4 yaşında bineceği otomobili çizerdi

Güncelleme Tarihi:

4 yaşında bineceği otomobili çizerdi
Oluşturulma Tarihi: Nisan 07, 2005 01:02

Can Artam, kırmızı beyaz, Türk bayraklı kaskı ile Formula 1 yolunda, saatte 300 kilometreye yaklaşan hızla ilerleyen bir Formula pilotu. Ya da şöyle mi desek; o Formula 1 yarışlarına girmesi an meselesi olan ilk ve tek Türk.

Yurt dışındaki başarılarını uzun zamandır heyecan ve gururla takip ettiğim Can Artam’la bir gün ansızın yollarımız kesişti. Çok da güzel oldu. Biz de bu kesişme durumuna ilgisiz kalmadık, Can’la ve annesi Arzu Hanım’la oturup, yakında ülkece ‘yürü be, kim tutar seni koçum’ diye arkasından bağıracağımız Can’ın yarış hayatını konuştuk.

Daha 4 yaşında yaptığı her resimde, Formula otomobillerini çizen Can’ın, bu sene Ağustos’ta Türkiye’de yapılacak yarışta start alacak ilk Türk olma ihtimali ise bence bu keyifli sohbetin en heyecan verici kısmıydı.

Ailemden gizli yarıştım

- Nasıl başladı bu ‘dört teker’ merakı?

Can:
Aslında otomobillere uzak bir çocukluk geçirmedim. Hatta babamın otomobil sporlarına olan ilgisi yüzünden otomobillerin içine doğmuşum diyebilirim.

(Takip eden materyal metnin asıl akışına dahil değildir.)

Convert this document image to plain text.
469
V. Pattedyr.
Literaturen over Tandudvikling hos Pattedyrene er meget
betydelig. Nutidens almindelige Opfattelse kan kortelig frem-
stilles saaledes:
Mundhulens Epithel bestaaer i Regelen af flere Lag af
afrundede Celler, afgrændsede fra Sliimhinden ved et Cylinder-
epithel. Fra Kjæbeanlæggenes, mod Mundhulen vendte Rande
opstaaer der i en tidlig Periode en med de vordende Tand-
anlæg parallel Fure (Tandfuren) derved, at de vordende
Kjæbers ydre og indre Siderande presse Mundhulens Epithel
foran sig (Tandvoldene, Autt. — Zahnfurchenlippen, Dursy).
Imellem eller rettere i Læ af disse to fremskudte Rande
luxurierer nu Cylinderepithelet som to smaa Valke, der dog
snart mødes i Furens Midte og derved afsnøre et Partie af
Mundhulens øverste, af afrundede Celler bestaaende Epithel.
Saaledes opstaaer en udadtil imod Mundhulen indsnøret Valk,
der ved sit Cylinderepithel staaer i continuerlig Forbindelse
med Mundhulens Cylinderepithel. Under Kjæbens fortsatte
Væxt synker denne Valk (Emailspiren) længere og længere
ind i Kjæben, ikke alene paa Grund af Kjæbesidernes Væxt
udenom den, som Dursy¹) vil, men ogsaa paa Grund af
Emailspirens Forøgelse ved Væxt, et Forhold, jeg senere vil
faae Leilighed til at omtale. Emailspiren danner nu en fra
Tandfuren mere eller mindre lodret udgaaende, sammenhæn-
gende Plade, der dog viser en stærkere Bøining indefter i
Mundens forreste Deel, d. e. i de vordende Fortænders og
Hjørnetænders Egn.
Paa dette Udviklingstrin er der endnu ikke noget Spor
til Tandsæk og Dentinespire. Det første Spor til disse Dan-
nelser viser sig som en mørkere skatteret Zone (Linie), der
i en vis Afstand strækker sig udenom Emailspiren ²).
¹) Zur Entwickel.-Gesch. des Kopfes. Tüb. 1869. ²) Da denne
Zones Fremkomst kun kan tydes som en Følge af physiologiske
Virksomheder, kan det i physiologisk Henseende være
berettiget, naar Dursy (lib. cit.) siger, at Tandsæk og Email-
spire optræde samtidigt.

Arzu A.: Daha bebek diyebileceğimiz, 4-5 yaşlarında Can yaptığı hemen hemen her resimde otomobil çiziyordu. Hem de pistiyle, sürücüsüyle... Sponsor isimlerine kadar yazıyordu. Tabii bunda babasının etkisi büyük.

- Böyle bir ortamda büyüyüp de otomobillere ilgisiz de kalabilirdin ama?

Can:
Ama kalmadım. Hatta ilk yarış izlediğim günden beri bu işi yapmak istiyordum. Biliyor musun, babam hiç istemedi yarışmamı! Önceleri hep karşıydı.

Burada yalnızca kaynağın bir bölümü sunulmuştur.